The Way of the Bodhisattva is teaching us how to live well by flipping our habitual patterns on their head. Rather than scrambling for ground, it's asking us to experiment with what might happen if we opened up to, accepted, and embraced this groundlessness.
What would our lives be like if we didn't resist our experience? What would life be like if happiness was more than getting what we want and not getting what we don't want? What would life be like if we let go of an idea of how it 'should' be?
I'm now reading No Time To Lose for the fourth time. It's been years since my third reading of it and my practice has deepened significantly since then. Now as I read it there is a familiarity with the language I lacked upon my first, second and even third reading.

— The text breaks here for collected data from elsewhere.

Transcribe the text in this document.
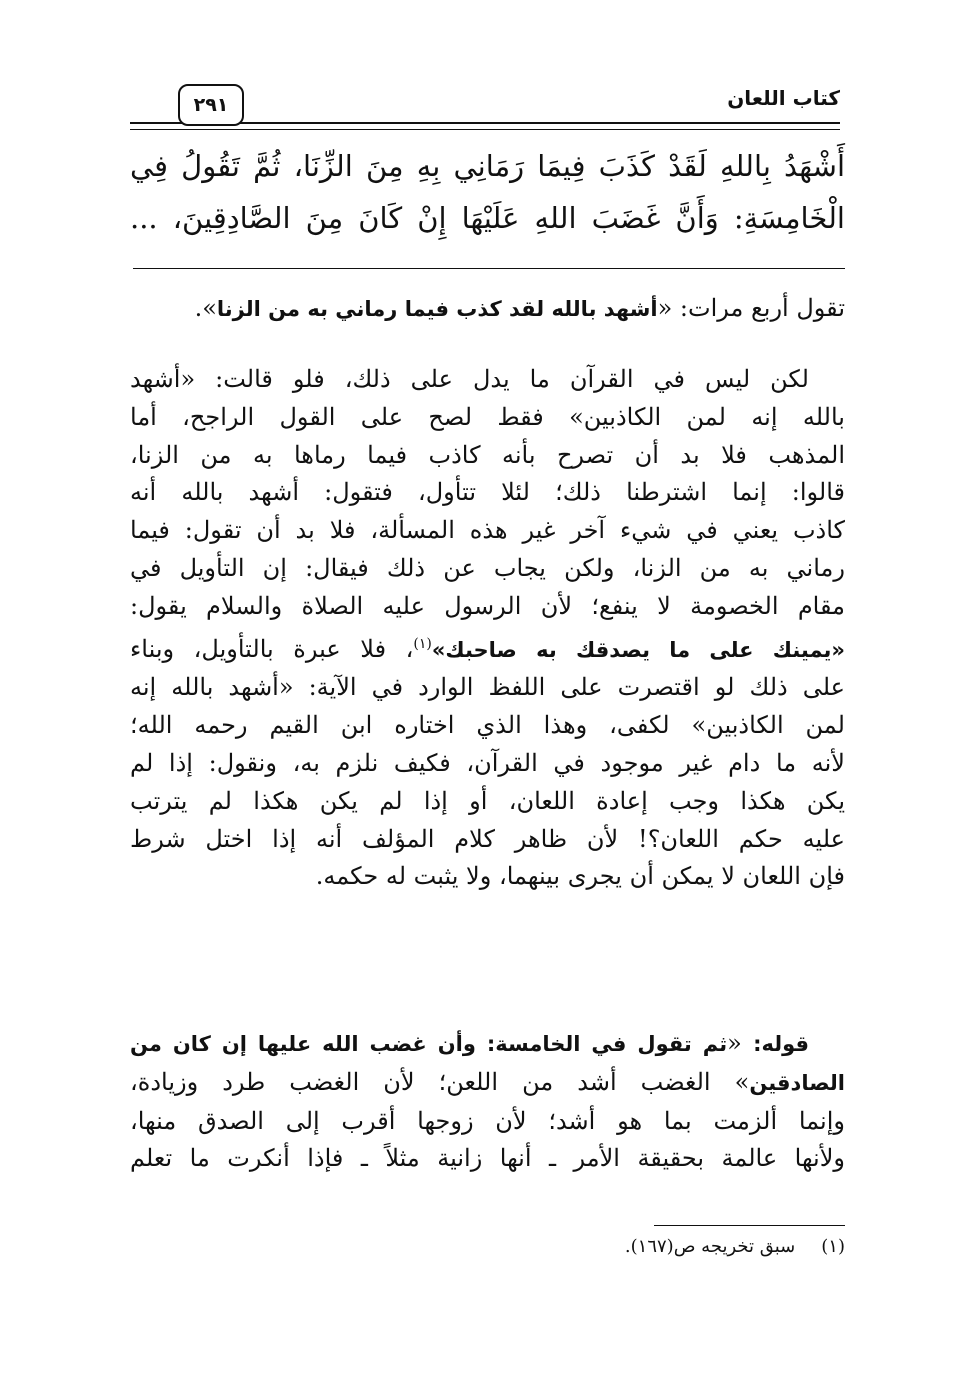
كتاب اللعان
٢٩١
أَشْهَدُ بِاللهِ لَقَدْ كَذَبَ فِيمَا رَمَانِي بِهِ مِنَ الزِّنَا، ثُمَّ تَقُولُ فِي
الْخَامِسَةِ: وَأَنَّ غَضَبَ اللهِ عَلَيْهَا إِنْ كَانَ مِنَ الصَّادِقِينَ، ...
تقول أربع مرات: «أشهد بالله لقد كذب فيما رماني به من الزنا».
لكن ليس في القرآن ما يدل على ذلك، فلو قالت: «أشهد
بالله إنه لمن الكاذبين» فقط لصح على القول الراجح، أما
المذهب فلا بد أن تصرح بأنه كاذب فيما رماها به من الزنا،
قالوا: إنما اشترطنا ذلك؛ لئلا تتأول، فتقول: أشهد بالله أنه
كاذب يعني في شيء آخر غير هذه المسألة، فلا بد أن تقول: فيما
رماني به من الزنا، ولكن يجاب عن ذلك فيقال: إن التأويل في
مقام الخصومة لا ينفع؛ لأن الرسول عليه الصلاة والسلام يقول:
«يمينك على ما يصدقك به صاحبك»$^{(١)}$، فلا عبرة بالتأويل، وبناء
على ذلك لو اقتصرت على اللفظ الوارد في الآية: «أشهد بالله إنه
لمن الكاذبين» لكفى، وهذا الذي اختاره ابن القيم رحمه الله؛
لأنه ما دام غير موجود في القرآن، فكيف نلزم به، ونقول: إذا لم
يكن هكذا وجب إعادة اللعان، أو إذا لم يكن هكذا لم يترتب
عليه حكم اللعان؟! لأن ظاهر كلام المؤلف أنه إذا اختل شرط
فإن اللعان لا يمكن أن يجرى بينهما، ولا يثبت له حكمه.
قوله: «ثم تقول في الخامسة: وأن غضب الله عليها إن كان من
الصادقين» الغضب أشد من اللعن؛ لأن الغضب طرد وزيادة،
وإنما ألزمت بما هو أشد؛ لأن زوجها أقرب إلى الصدق منها،
ولأنها عالمة بحقيقة الأمر ـ أنها زانية مثلاً ـ فإذا أنكرت ما تعلم
(١)سبق تخريجه ص(١٦٧).
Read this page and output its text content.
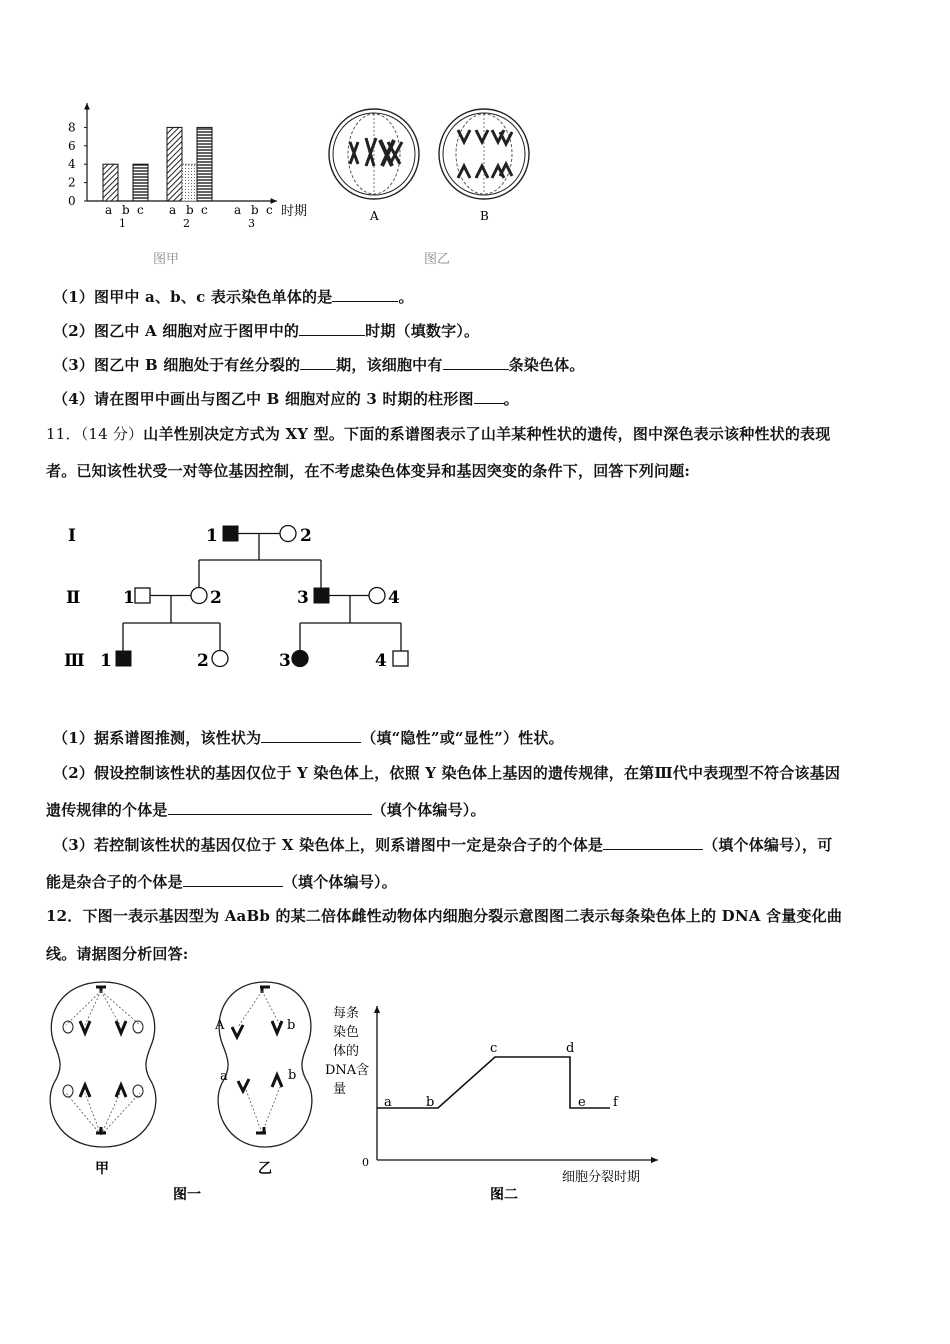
0
2
4
6
8
a b c
1
a b c
2
a b c
3
时期
图甲
A	B
图乙
（1）图甲中 a、b、c 表示染色单体的是	。
（2）图乙中 A 细胞对应于图甲中的	时期（填数字）。
（3）图乙中 B 细胞处于有丝分裂的 期，该细胞中有	条染色体。
（4）请在图甲中画出与图乙中 B 细胞对应的 3 时期的柱形图 。
11．（14 分）山羊性别决定方式为 XY 型。下面的系谱图表示了山羊某种性状的遗传，图中深色表示该种性状的表现
者。已知该性状受一对等位基因控制，在不考虑染色体变异和基因突变的条件下，回答下列问题:
Ⅰ
Ⅱ
Ⅲ
1	2
1	2	3	4
1	2	3	4
（1）据系谱图推测，该性状为	（填“隐性”或“显性”）性状。
（2）假设控制该性状的基因仅位于 Y 染色体上，依照 Y 染色体上基因的遗传规律，在第Ⅲ代中表现型不符合该基因
遗传规律的个体是	（填个体编号）。
（3）若控制该性状的基因仅位于 X 染色体上，则系谱图中一定是杂合子的个体是	（填个体编号），可
能是杂合子的个体是	（填个体编号）。
12．下图一表示基因型为 AaBb 的某二倍体雌性动物体内细胞分裂示意图图二表示每条染色体上的 DNA 含量变化曲
线。请据图分析回答:
甲
A	b
a	b
乙
图一
每条
染色
体的
DNA含
量
0
a	b
c	d
e f
细胞分裂时期
图二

I've come to really value re-visiting teachings because with each new experience I have the way I work with my mind and the way I live in the world transforms, so each time I come back to dharma I've read or listened to before I get something different from it. I'm excited to see what I get out of this commentary now, after over a year of daily meditation, completing the first five levels of the Shambhala training and daily consumption of Buddhist talks and books.
Even if you're not a Buddhist, this text in particular does hold some incredibly profound and pithy instructions. I recommend it very highly. Regardless of what your understanding of Buddhism is, it offers so much to make us see how every situation is workable and everything we experience has value.
*Dharma is the word for the traditional Buddhist teachings/text.